For non-small-cell lung carcinoma patients, higher sEGFR levels have been found to be significantly associated with a higher OS, and the pre-treatment sEGFR levels constituted an independent prognostic factor (26). For advanced CRC, in the majority of the studies, the clinicopathological characteristics of colon carcinoma are not affected by EGFR expression (18,19); however, in certain studies, a higher sEGFR level at baseline was associated with the best objective response and may be considered a significant predictor of outcome in patients with advanced CRC (9). In the present study, the baseline sEGFR level was significantly higher compared with the control group (1704.39 vs. 1154.77 ng ml; P=0.002), whereas no surgical resection, metastatic stage, higher pathological tumor stage, poorer regression status (3–4) and higher LDH levels were found to be correlated with higher sEGFR concentrations (all P-values <0.05). However, sEGFR levels exhibited no significantly adverse association with PFS and OS (P=0.12 and P=0.11, respectively).

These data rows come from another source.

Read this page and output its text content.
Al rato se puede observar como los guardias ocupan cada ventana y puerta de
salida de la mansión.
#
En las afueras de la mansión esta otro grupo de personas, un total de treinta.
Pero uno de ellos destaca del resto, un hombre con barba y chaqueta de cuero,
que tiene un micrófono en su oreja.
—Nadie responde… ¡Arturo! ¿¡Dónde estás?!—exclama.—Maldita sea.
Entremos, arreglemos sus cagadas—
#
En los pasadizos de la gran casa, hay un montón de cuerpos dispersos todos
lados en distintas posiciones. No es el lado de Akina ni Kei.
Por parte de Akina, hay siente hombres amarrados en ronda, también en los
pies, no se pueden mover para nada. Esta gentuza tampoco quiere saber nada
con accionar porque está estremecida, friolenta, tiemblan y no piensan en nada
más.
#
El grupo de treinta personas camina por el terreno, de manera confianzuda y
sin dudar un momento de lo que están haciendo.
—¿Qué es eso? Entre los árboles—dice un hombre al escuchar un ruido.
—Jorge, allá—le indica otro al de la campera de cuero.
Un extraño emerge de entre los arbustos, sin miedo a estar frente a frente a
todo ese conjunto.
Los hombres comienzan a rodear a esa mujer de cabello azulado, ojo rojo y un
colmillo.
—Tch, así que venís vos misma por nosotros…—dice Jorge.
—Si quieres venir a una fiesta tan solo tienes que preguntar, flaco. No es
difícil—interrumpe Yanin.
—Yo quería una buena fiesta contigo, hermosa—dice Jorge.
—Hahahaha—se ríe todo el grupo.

A previous study by Mourtzikou et al (15) revealed that sEGFR levels were significantly lower in the patient group when compared with those in healthy control individuals; however, these authors collected blood samples from 20 patients with CRC at a preoperative state and from 30 patients undergoing chemotherapy, which may have affected the study results. In another study performed by Zampino et al (9), the greater the sEGFR level at baseline, the lower the risk of no clinical response; furthermore, a higher sEGFR at baseline was associated with the best objective response to EGFR-targeted therapy and may be considered as a significant predictor of outcome in patients with advanced CRC.
In conclusion, CRC is a major public health concern and its incidence rates continue to increase. Research into the biology of CRC has identified a large number of tumor markers that provide diagnostic, prognostic or predictive information. The present study demonstrated that sEGFR concentrations may be diagnostic markers in patients with CRC. However, their predictive and prognostic values were not determined.